La digestione dei lipidi è il processo più lungo, per cui il picco di concentrazione plasmatica dei lipidi si ha
numerose ore dopo che è stato raggiunto il picco della concentrazione plasmatica ad esempio del glucosio
o delle proteine. Soprattutto per la vitamina D si è visto che la sua concentrazione plasmatica raggiunge il
picco 12 ore dopo i pasti, per poi ritornare ai valori normali.

Nel fegato la vitamina, laddove non fosse stata introdotta in forma idrossilata, può subire la reazione di
idrossilazione e poi nei reni la seconda. Ma quest’evenienza è poco frequente.

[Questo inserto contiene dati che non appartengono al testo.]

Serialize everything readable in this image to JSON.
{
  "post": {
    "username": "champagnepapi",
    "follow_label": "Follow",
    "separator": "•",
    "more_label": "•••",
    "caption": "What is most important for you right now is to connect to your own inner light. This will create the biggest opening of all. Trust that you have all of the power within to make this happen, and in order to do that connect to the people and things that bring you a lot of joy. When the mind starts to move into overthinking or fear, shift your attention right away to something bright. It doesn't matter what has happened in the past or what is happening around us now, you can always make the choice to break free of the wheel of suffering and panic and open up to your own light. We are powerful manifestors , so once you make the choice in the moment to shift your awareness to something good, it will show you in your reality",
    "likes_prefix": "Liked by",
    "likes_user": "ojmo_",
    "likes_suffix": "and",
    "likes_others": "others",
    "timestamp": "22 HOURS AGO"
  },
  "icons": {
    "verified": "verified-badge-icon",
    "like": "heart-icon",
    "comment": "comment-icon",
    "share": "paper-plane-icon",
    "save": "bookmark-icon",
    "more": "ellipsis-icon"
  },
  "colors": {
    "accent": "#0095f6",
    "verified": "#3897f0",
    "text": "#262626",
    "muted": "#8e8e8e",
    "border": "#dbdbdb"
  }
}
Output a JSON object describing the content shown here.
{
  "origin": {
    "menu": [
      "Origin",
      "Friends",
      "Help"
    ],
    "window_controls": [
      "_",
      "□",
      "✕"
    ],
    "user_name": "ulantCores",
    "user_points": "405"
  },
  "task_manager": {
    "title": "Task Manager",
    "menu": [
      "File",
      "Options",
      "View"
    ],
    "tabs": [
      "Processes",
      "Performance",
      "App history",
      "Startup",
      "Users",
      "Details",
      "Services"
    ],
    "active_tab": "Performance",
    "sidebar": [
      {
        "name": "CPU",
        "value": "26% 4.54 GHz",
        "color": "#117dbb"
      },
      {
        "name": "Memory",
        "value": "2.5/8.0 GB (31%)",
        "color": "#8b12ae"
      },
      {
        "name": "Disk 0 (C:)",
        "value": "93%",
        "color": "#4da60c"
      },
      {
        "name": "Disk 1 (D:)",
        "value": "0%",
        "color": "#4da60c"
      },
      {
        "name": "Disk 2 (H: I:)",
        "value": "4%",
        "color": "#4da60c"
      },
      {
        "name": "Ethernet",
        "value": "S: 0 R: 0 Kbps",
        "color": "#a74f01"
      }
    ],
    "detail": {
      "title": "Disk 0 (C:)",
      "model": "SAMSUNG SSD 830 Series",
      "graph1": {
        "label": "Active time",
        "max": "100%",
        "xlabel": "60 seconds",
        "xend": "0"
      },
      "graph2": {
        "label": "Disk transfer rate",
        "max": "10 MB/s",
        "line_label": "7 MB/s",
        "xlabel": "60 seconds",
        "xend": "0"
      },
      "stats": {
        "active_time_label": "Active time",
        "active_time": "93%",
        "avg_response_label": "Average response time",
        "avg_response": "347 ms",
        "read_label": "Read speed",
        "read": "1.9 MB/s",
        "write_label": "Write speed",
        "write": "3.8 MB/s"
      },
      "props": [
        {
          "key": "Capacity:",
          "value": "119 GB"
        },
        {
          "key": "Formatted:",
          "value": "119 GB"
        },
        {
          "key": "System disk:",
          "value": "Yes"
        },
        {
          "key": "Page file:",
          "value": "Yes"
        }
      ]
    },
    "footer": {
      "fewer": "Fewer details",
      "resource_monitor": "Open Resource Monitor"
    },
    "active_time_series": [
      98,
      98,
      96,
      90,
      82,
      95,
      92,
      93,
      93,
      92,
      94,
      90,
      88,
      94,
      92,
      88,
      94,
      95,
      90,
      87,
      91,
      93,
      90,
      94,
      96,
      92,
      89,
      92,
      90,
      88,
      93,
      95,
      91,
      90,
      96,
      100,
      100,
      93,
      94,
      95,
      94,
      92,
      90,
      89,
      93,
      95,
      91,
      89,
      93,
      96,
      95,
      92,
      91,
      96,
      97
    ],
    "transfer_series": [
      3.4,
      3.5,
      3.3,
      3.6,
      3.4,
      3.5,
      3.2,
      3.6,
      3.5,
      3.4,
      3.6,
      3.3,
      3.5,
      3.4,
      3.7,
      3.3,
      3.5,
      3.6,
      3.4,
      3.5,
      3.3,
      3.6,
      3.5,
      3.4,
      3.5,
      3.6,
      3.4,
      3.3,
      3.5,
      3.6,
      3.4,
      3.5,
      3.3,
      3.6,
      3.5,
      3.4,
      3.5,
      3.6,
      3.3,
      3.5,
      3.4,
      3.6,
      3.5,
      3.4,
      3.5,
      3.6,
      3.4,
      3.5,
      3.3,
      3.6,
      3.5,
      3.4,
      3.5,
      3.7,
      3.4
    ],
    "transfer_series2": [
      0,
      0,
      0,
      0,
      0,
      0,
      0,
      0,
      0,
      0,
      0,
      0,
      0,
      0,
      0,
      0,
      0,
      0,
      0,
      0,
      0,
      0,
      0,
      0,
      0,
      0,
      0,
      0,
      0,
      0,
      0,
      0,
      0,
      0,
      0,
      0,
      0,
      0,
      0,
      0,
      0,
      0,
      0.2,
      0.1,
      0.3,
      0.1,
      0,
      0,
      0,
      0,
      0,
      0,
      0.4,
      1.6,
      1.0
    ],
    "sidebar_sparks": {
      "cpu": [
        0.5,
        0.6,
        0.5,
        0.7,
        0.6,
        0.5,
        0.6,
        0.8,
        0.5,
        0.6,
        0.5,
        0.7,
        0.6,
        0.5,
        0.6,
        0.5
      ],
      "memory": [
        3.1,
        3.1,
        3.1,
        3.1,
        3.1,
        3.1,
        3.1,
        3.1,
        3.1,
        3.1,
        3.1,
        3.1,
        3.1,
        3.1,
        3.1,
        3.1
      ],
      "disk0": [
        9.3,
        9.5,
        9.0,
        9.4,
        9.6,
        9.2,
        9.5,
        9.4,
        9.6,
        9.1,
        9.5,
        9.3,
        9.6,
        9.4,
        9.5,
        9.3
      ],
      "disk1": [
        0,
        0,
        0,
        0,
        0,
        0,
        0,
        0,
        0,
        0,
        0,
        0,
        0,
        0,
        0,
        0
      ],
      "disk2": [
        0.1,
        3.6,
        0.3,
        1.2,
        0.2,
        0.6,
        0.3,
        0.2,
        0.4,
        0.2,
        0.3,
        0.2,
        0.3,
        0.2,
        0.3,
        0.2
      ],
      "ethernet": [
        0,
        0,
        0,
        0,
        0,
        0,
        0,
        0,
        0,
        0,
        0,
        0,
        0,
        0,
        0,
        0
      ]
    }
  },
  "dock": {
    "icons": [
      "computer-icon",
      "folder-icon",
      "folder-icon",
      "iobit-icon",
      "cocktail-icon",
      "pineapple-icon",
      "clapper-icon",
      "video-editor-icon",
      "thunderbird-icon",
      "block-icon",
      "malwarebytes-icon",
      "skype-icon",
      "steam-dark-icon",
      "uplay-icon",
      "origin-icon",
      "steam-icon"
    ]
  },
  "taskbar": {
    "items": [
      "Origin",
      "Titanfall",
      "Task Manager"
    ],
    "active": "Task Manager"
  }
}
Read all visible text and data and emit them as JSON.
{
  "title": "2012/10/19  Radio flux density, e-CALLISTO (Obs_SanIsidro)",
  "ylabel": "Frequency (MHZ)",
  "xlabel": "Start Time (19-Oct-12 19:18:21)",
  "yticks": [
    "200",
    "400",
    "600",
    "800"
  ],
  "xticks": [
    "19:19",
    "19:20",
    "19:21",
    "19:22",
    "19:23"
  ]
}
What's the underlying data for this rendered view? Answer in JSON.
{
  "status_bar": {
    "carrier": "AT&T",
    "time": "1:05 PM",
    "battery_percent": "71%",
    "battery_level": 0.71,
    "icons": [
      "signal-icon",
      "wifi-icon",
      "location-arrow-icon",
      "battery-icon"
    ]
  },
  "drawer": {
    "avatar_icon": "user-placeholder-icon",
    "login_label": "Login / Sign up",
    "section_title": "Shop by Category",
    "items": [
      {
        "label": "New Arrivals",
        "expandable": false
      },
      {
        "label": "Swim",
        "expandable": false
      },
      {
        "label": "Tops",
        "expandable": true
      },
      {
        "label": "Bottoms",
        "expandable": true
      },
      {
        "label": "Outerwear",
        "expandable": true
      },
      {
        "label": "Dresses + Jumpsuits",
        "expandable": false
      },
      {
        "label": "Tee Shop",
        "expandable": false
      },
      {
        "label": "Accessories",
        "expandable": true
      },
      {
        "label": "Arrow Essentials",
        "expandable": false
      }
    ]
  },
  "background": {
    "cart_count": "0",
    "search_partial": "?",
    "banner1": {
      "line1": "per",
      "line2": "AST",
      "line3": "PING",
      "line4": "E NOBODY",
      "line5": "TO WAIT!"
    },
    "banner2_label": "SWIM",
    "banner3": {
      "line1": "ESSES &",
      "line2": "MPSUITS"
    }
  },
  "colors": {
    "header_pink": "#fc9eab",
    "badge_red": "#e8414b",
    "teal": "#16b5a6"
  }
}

L’assorbimento avviene come per la vitamina A, cioè viene incorporata nei chilomicroni all’interno degli
enterociti e poi trasportata sottoforma di chilomicroni remnantes al fegato dove subisce idrossilazione con
formazione 25- IDROSSICOLECALCIFEROLO, il quale passa nella circolazione generale e si lega a specifica
proteina trasportatrice (DBP) che la porta al rene dove può subire 2 reazioni di idrossilazione che danno
origine ad una componente attiva o inattiva Funzione biologica: regolazione Ca2+ a livello renale, favorisce
riassorbimento, favorisce assorbimento intestinale, favorisce processi mineralizzazione osso. Questa
azione viene favorita grazie alla sua capacità di legarsi ad un recettore nucleare e favorire la produzione di
proteine trasportatrici del Ca2+. Oltre che metabolismo Ca2+ la vitamina D sembra importante nella
riduzione rischio malattie cardiovascolari – diabete I – malattie infettive. Ciò sembra essere dovuto al fatto
che tutte le cellule dell’organismo hanno un recettore per la vitamina D. A determinare la quantità di
fosfato di calcio presente, quindi il grado di mineralizzazione delle ossa, provvedono osteoclasti e
osteoblasti. Gli osteoclasti sono le cellule deputate al riassorbimento delle ossa, ovverosia degradano il
fosfato di calcio liberando calcio e fosfato, che così dalle ossa dove erano depositate possono attraverso il
sangue raggiungere poi il circolo, e quindi confluire e andare a modificare la concentrazione plasmatica di
entrambi gli ioni.
Contemporaneamente si riduce l’attività degli osteoblasti, che sono le cellule deputate alla mineralizzazione
e alla deposizione di fosfato di calcio nella matrice extracellulare. Quindi se aumenta l’attività e il numero
degli osteoclasti, si riduce l’attività degli osteoblasti il risultato complessivo sarà una riparazione di fosfato
di calcio dalle ossa, quindi una demineralizzazione e il passaggio di calcio in circolo, con un suo apporto
all’aumentare la ridotta concentrazione plasmatica

Dose raccomandata: non perfettamente nota in quanto difficile stabilire la quantità derivante dalla normale
esposizione al sole. Per soggetti con impossibilità di esposizione assunzione giornaliera raccomandata: 0 –
10 μg/die.

Carenza D: diminuzione livelli Ca2+ ematico e conseguente ipertiroidismo secondario, in quanto bassi livelli
plasmatici Ca2+ stimolano produzione di paratormone. Stabili bassi valori Ca2+ inducono continua
produzione di paratormone. Gli effetti in seguito a carenza possono essere: alterazione processi
mineralizzazione (rachitismo nel bambino), debolezza muscolare e deformazioni ossee e dolori.

Eccesso D: tossicità acuta – cronica.